‘Creativity is key when working with data,’ says Diana Guerrero, Assistant Professor of Practice in Data Journalism at the University of Bergen. In this interview with everviz, she shares best practice for finding insights and outliers hidden in all datasets.
Q: ‘Data’ has become something of a buzzword these days. Organizations of all kinds are collecting it on a huge scale. The media is reporting on it. What exactly is data?
A: Data are all the attributes around an entity – a person, place or thing. For a picture, the attributes are things like author, size, date it was captured. The data help characterise something and help us identify what it is. We humans put tags or identifiers on everything. By giving things characteristics we classify them in order to communicate effectively. Data identifies things.
Q: Do you have any tips for people who are new to working with data?
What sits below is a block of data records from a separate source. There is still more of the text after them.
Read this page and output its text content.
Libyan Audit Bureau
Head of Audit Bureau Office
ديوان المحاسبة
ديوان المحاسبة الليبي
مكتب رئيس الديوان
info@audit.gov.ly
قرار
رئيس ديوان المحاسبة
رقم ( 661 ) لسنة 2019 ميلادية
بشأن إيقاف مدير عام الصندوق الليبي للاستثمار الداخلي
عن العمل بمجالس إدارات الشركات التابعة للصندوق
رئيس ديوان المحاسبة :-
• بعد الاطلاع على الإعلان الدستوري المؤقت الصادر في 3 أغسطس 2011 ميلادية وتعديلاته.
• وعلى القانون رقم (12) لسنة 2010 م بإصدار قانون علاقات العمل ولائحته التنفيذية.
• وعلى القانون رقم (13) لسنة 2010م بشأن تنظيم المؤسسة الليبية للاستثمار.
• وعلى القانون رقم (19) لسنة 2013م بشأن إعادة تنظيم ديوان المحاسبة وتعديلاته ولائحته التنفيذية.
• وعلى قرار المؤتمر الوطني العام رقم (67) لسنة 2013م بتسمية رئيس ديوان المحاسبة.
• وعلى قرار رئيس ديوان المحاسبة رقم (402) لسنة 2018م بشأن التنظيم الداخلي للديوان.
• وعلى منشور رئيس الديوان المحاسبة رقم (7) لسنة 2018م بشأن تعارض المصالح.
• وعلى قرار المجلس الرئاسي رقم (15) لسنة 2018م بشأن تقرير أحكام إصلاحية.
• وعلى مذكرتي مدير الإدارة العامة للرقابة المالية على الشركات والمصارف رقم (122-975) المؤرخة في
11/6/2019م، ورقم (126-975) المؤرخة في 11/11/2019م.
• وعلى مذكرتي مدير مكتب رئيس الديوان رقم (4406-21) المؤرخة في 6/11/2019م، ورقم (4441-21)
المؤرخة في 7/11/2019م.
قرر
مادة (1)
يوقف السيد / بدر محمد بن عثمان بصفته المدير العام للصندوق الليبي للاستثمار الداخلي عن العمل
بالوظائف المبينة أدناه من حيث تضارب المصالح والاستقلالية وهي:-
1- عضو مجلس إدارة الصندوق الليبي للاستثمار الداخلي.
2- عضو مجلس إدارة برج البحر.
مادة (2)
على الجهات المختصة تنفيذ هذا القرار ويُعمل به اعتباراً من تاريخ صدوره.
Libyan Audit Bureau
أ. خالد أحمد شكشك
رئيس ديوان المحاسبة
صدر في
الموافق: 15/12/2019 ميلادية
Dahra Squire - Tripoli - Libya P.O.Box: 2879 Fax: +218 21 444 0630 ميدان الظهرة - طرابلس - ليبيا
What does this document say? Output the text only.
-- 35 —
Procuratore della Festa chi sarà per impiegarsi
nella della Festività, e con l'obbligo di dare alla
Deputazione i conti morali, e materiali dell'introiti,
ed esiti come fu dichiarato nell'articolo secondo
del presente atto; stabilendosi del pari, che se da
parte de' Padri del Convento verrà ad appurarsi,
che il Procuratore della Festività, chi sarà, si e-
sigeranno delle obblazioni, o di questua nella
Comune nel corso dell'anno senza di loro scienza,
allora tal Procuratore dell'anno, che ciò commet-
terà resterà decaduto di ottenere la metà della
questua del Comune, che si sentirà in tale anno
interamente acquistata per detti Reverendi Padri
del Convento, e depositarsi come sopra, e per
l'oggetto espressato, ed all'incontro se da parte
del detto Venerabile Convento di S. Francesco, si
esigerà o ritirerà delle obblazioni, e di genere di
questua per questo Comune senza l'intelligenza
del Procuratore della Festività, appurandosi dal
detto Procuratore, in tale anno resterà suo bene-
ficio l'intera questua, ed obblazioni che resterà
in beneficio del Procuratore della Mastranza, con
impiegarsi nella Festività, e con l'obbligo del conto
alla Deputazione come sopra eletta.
A: Many people when they start working with data are concerned about learning the tools. So they go online and start learning the ins and outs of, for example spreadsheet software. The main goal should be learning the key aspects to understand data, only then people will understand how to effectively use the tool. And by understanding the dataset that you can find the answers you hope to find within it. Understanding a dataset involves studying what each record (row) represents, and then studying its attributes (columns). It means going column by column to understand what we know about each of the records, and clear column titles can help with this understanding. Determine whether the data is summarised, as is often the case with datasets from national statistics bureaus. Data aggregated on a country basis may not be useful for the local journalist looking for city data.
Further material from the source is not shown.